In Italy, Draghi’s decision also prompted a pickup in vaccine bookings, officials said. “I think the prime minister has achieved what he wanted to achieve,” said Giovanni Toti, president of the region of Liguria.
Overall, more than half of the EU’s population has now been fully vaccinated, but there are significant differences between countries. And the fast rise in cases can even put the fully vaccinated at risk.
“Sadly in many countries in our region we’re seeing a significant rise in cases associated with the spread of the highly transmissible Delta variant,” said Hans Henri P Kluge, the WHO’s regional director for Europe. “Despite tremendous efforts by member states to vaccinate people across the region, millions more remain unvaccinated and therefore at risk of ending up in hospital.”
The bleak example of Britain’s summer wave of infections may have pushed European politicians to bring in tighter controls, showing them what could lie ahead if they don’t act.
“Aside from vaccine rates, I’d say the way the UK has handled Delta is precisely the opposite of how it should be done,” said Stephen Griffin, associate professor in the school of medicine at the University of Leeds.
“Allowing mass infection alongside partial vaccination is not only causing avoidable illness and death, including under-18s, it will cause profound morbidity from long Covid and represents a huge experiment in virus evolution that could generate more dangerous variants.”
Europe, he noted, is at least protecting children over 12 by rolling out vaccines. The UK is still restricting eligibility to over-18s, even though mixing at schools appeared to be fuelling some of the increase in cases.

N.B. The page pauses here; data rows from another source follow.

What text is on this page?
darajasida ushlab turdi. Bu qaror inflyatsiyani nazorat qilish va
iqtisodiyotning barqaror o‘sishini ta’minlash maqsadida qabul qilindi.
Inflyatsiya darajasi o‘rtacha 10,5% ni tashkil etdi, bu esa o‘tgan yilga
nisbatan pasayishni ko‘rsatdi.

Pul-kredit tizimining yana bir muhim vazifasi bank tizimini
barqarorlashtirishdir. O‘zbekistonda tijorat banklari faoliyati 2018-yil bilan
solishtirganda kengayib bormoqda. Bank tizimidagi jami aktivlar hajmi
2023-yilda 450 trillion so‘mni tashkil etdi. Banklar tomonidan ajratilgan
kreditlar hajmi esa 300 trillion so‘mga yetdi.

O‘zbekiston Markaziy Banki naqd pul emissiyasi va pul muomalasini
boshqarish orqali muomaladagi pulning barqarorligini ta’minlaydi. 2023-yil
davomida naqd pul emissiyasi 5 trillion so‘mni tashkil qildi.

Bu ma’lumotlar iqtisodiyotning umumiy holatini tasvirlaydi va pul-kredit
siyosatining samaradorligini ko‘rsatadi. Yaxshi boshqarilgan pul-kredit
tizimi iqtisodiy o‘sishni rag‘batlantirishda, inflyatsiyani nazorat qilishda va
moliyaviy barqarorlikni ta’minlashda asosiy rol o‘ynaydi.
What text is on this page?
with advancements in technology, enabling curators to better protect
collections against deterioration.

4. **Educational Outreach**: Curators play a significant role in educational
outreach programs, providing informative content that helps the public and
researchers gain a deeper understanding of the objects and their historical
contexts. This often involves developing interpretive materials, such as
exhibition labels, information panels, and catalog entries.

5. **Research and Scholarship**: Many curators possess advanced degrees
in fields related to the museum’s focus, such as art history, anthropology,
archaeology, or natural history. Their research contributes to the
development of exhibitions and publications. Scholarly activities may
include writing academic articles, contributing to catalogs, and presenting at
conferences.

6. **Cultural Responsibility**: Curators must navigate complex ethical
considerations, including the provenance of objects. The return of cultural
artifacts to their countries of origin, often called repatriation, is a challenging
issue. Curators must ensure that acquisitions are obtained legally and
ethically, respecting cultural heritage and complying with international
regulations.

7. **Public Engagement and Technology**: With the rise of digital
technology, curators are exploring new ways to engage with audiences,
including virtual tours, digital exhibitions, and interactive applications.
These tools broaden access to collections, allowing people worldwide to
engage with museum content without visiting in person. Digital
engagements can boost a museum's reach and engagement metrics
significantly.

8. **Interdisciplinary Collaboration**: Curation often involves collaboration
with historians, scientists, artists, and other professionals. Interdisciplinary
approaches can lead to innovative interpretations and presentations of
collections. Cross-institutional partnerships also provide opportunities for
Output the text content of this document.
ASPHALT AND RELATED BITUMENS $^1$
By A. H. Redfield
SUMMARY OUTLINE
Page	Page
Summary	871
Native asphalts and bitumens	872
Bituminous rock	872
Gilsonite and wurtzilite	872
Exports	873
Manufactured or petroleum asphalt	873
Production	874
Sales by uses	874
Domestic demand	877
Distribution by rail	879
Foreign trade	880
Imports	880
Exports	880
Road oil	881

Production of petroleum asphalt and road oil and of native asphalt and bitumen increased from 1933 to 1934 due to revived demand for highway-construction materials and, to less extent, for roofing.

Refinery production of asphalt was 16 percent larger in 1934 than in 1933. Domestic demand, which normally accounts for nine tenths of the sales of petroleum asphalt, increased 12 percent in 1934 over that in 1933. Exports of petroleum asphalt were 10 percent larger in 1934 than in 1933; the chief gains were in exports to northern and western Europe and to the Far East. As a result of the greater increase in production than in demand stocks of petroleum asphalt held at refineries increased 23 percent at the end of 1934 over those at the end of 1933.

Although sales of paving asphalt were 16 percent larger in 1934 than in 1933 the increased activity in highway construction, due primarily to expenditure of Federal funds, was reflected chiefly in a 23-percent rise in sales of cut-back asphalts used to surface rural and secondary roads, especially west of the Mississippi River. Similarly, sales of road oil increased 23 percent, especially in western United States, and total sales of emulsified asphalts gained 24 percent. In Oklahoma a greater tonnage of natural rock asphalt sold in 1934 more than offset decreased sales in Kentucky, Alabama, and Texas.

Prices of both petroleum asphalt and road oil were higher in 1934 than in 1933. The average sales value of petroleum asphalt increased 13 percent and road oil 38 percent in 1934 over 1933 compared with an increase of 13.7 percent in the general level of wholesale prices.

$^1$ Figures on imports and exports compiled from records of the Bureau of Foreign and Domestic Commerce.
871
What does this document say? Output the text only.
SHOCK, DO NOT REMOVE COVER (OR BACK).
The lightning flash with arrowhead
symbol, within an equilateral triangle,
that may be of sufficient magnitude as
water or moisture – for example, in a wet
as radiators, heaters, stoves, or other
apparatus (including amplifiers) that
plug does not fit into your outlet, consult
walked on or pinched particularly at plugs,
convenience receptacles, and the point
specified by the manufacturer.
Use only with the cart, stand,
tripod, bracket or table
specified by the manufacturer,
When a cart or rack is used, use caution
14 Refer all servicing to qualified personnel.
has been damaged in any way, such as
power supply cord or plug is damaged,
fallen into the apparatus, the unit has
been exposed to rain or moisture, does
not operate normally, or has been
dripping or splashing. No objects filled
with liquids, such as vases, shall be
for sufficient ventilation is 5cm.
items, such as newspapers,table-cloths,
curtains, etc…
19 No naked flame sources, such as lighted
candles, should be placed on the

The UK’s high levels of Delta variant mean British tourists are banned from European countries including the Netherlands and Bulgaria. But summer holiday hotspots across the south of the continent that rely on tourism for a significant slice of their GDP are still encouraging travellers from the UK. EasyJet said this would be its busiest weekend of the year so far, carrying over 135,000 passengers to locations across Europe. That may well fuel an even faster spread of the dangerous variant.
“The UK was responsible for exporting Alpha, and now Delta. Countries across Europe, especially the UK, still haven’t learned the value of regulated quarantine,” said Griffin. Control measures including green pass rules “will all help”, he said. “But to control Delta properly you should ideally use both vaccination and restrictions in a concerted effort – unlike the UK.”